Trump has adopted a belligerent position ahead of the meeting, saying that China was desperate to reach a deal because its economy was “going down the tubes”.

Xi hit back yesterday by saying that some developed countries were taking protectionist measures that are leading to trade conflicts and economic blockade - calling them the biggest risk of the increase in instability in the global economy.

German Chancellor Angela Merkel said she hoped the US and China would make some progress towards defusing their trade dispute at the meeting.


Putin echoed Xi’s concerns at the same meeting, saying in a thinly veiled attack on the US that attempts to weaken the role of the World Trade Organisation – as Trump has suggested he wants to do – were “counter-productive”.

The current situation in the global economy was worrying, he added, as global trade was feeling the effect of “protectionism [and] politically motivated restrictions”.

Trump is not the only leader facing a pushback from his counterparts.

European Union Council President Donald Tusk blasted Putin for saying in an interview with the Financial Times newspaper that liberalism was “obsolete” and conflicts with the “overwhelming majority” in many countries, reported AP.

Tusk told reporters that such comments suggest a belief that “freedoms are obsolete, that the rule of law is obsolete and that human rights are obsolete.”

Trump yesterday sardonically asked his Russian counterpart to please not meddle in US elections, appearing to make light of a scandal that led to an investigation of his campaign’s contact with the Kremlin during 2016 elections.

“Don’t meddle in the election, please,” Trump said with a smile, waging his finger playfully at Putin as the pair held talks on the sidelines of the G20.


Ahead of talks with Modi, Trump yesterday softened his warnings about tariffs on India and said “we’re going to have some very big things to announce … with India in terms of trade”.

But that did not stop Modi joining the chorus of warnings about “one-sided decisions” that jeopardised the balanced development of the global economy for all countries.

Juncker said the trade relations between China and the US were “difficult” and were causing a slowdown of the global economy, reported The Guardian.

At a meeting on the G-20 sidelines, Putin, Xi and Modi agreed on the need to rely on international law, respect national sovereignty and refrain from interference in the internal affairs of other nations, Putin said.

Such statements are a swipe at Trump’s “America First” approach in rejecting multilateral initiatives, but also draw a line against criticism of authoritarian governments like China’s and Russia’s.

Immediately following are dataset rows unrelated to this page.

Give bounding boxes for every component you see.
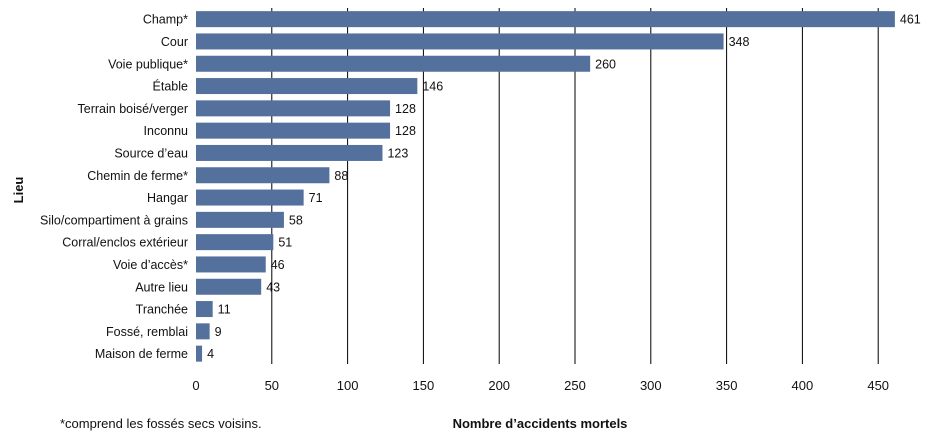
bar xyxy=(196,301,213,318)
bar xyxy=(196,100,391,117)
bar xyxy=(196,33,724,50)
footnote: *comprend les fossés secs voisins. xyxy=(60,416,262,431)
x-tick-label: 400 xyxy=(792,378,814,393)
category-label: Maison de ferme xyxy=(95,347,188,361)
category-label: Source d’eau xyxy=(114,146,188,160)
bar xyxy=(196,256,266,273)
value-label: 461 xyxy=(900,13,921,27)
category-label: Tranchée xyxy=(136,303,188,317)
bar xyxy=(196,234,274,251)
category-label: Silo/compartiment à grains xyxy=(40,213,188,227)
value-label: 11 xyxy=(218,303,231,317)
bar xyxy=(196,211,284,228)
value-label: 58 xyxy=(289,213,303,227)
x-tick-label: 250 xyxy=(564,378,586,393)
x-tick-label: 50 xyxy=(265,378,279,393)
bar xyxy=(196,278,262,295)
category-label: Hangar xyxy=(147,191,188,205)
x-tick-label: 100 xyxy=(337,378,359,393)
bar xyxy=(196,189,304,206)
bar xyxy=(196,167,330,184)
value-label: 123 xyxy=(387,146,408,160)
bar xyxy=(196,78,418,95)
category-label: Chemin de ferme* xyxy=(87,169,188,183)
category-label: Voie d’accès* xyxy=(113,258,188,272)
value-label: 348 xyxy=(729,35,750,49)
bar xyxy=(196,323,210,340)
category-label: Étable xyxy=(153,79,188,94)
x-tick-label: 200 xyxy=(488,378,510,393)
category-label: Terrain boisé/verger xyxy=(78,102,188,116)
value-label: 260 xyxy=(595,57,616,71)
category-label: Champ* xyxy=(143,13,188,27)
bar xyxy=(196,11,895,28)
x-tick-label: 450 xyxy=(867,378,889,393)
x-axis-title: Nombre d’accidents mortels xyxy=(453,416,628,431)
bar xyxy=(196,55,591,72)
value-label: 128 xyxy=(395,102,416,116)
value-label: 46 xyxy=(271,258,285,272)
x-tick-label: 300 xyxy=(640,378,662,393)
category-label: Voie publique* xyxy=(108,57,188,71)
bar xyxy=(196,122,391,139)
x-tick-labels: 0 50 100 150 200 250 300 350 400 450 xyxy=(192,378,889,393)
x-tick-label: 350 xyxy=(716,378,738,393)
x-tick-label: 150 xyxy=(413,378,435,393)
value-label: 71 xyxy=(309,191,323,205)
y-axis-title: Lieu xyxy=(11,177,26,204)
value-label: 128 xyxy=(395,124,416,138)
value-label: 146 xyxy=(422,80,443,94)
value-label: 4 xyxy=(207,347,214,361)
category-label: Cour xyxy=(161,35,188,49)
bars xyxy=(196,11,895,362)
value-label: 43 xyxy=(266,280,280,294)
category-label: Inconnu xyxy=(144,124,189,138)
category-label: Fossé, remblai xyxy=(106,325,188,339)
value-label: 88 xyxy=(334,169,348,183)
value-label: 9 xyxy=(215,325,222,339)
category-label: Autre lieu xyxy=(135,280,188,294)
value-label: 51 xyxy=(278,236,292,250)
category-label: Corral/enclos extérieur xyxy=(62,236,188,250)
bar xyxy=(196,144,383,161)
value-labels: 461 348 260 146 128 128 123 88 71 58 51 46 43 11 94 xyxy=(207,13,921,361)
bar xyxy=(196,345,203,362)
x-tick-label: 0 xyxy=(192,378,199,393)
category-labels: Champ* Cour Voie publique* Étable Terrain bo… xyxy=(40,13,189,361)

British Prime Minister Theresa May told Putin yesterday that normal relations will not be restored until Moscow ends its “irresponsible and destabilising” activity, a Downing Street spokesperson said.

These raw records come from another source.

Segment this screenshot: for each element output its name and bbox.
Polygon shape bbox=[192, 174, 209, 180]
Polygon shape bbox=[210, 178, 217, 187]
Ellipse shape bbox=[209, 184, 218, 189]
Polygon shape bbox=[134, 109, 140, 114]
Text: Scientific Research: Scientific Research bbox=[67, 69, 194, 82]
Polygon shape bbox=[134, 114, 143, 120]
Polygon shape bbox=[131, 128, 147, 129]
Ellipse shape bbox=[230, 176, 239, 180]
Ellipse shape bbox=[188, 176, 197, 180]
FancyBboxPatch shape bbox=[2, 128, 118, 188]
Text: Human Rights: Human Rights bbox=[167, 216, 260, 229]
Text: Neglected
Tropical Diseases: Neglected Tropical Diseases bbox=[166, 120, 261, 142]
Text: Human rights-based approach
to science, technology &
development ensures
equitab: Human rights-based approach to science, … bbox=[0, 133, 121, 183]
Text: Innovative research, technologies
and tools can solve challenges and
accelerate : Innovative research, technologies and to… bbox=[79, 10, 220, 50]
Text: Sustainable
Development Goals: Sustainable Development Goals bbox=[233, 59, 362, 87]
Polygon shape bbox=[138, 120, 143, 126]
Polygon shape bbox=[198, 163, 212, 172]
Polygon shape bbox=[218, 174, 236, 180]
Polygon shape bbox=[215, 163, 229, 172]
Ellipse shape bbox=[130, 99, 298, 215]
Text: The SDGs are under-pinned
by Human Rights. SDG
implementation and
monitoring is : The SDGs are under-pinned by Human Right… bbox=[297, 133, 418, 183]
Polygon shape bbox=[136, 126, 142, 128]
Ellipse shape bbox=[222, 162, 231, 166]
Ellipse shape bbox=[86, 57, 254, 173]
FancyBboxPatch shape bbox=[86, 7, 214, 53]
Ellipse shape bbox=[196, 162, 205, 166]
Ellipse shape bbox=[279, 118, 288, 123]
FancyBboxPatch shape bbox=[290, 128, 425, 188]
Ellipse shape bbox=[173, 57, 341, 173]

The comments came as May met Putin on the sidelines of the summit, their first formal face-to-face since the poisoning of former spy Sergei Skripal last year, reported AFP.


The G20 meeting could be one of the most explosive in years, with clashes possible over trade, Iran, and climate change.

“We are seeing rising tension over trade and geopolitics, which are downside risks,” a Japanese official said on the sidelines of the talks.

The most eagerly anticipated event will be today when Trump and Xi hold their first face-to-face talks since the last G20. Trump told reporters he expected “productive” talks.

Trade is far from the only contentious issue on the table, with climate change emerging as another sticking point.

Japan is hoping to bridge the gaps between European leaders who want strong action and an American administration committed to withdrawing from the Paris climate agreement.

“The work to consolidate various opinions is expected to be difficult,” a Japanese official admitted to reporters Thursday.

A French source said Washington was trying to bring some countries over to its side and appeared less isolated than before on environmental issues.